LONDON—(AP)—Roy Calne, the organ transplant pioneer who led Europe’s first liver transplant operation in 1968, has died at the age of 93.
Karun’s family announced that he died late Saturday in Cambridge, England, where he was professor emeritus of surgery at the University of Cambridge.
Born in 1930, Mr Calun trained as a doctor at Guy’s Hospital in London and became interested in organ transplants in the 1950s. Part of that, he later said, was inspired by his father’s work as an auto mechanic. At that time, I was told that surgery was not possible.
He is considered one of the fathers of organ transplantation, along with American scientist Dr.
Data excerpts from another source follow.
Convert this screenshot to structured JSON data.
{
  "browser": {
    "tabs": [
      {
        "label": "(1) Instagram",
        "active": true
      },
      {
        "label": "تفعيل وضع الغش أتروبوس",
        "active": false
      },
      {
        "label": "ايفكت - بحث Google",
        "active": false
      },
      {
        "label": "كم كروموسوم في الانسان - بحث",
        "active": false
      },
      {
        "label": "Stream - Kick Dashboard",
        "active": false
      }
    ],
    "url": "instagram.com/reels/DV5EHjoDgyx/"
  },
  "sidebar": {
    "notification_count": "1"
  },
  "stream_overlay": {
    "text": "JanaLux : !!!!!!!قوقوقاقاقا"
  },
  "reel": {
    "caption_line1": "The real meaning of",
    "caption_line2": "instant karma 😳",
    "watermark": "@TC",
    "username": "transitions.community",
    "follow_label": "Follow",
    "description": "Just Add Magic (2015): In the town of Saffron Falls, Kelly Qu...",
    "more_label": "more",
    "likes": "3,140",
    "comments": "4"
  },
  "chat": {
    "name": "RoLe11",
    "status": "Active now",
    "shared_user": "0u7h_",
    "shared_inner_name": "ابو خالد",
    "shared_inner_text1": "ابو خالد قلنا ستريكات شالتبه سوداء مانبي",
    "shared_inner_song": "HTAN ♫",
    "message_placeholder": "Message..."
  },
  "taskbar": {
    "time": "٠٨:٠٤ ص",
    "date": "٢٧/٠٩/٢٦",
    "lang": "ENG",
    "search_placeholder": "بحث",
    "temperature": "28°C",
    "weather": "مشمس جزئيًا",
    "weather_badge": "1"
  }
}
Thomas Starzl. Research into surgical procedures and treatments to prevent organ rejection was first conducted in dogs. In 1960, Calun’s experiments on dogs first demonstrated that drugs could prevent organ rejection. Mr. Starzl attempted the first human liver transplant in his 1963. The patient died during surgery.
The next few patients also died within weeks of the transplant, but surgery showed that the transplanted liver could still function.
“It was terrible at first. There were so many scary complications,” Karun said in 1999.
In May 1968, Calne led a transplant operation on a 46-year-old woman with liver cancer at Addenbrookes Hospital, Cambridge. The patient died two months later from an infection caused by immunosuppressive drugs given to prevent rejection.
Calun focused on finding better ways to prevent patients’ bodies from rejecting donor organs. He helped develop the breakthrough anti-rejection drug cyclosporin and was the first physician to administer it to transplant patients.
Anti-rejection drugs have changed a patient’s chances of survival, and liver transplantation has saved thousands of lives since it became widely accepted in the 1980s.
Mr. Karun also helped perform the world’s first three-organ transplant of liver, lung, and heart in 1986, and led the first six-organ transplant of liver, kidney, stomach, duodenum, small intestine, and pancreas in 1994.
In 1974, Calun was elected a Fellow of the Royal Society, Britain’s National Academy of Sciences, and was knighted by Queen Elizabeth II in 1986.
In 2012, Calne and Starzl jointly received the prestigious Lasker Award for their research. In 2021, Addenbrooke’s Hospital named the UK’s largest transplant unit after Calne.
Karun was also an accomplished artist who painted portraits of dozens of patients and medical colleagues.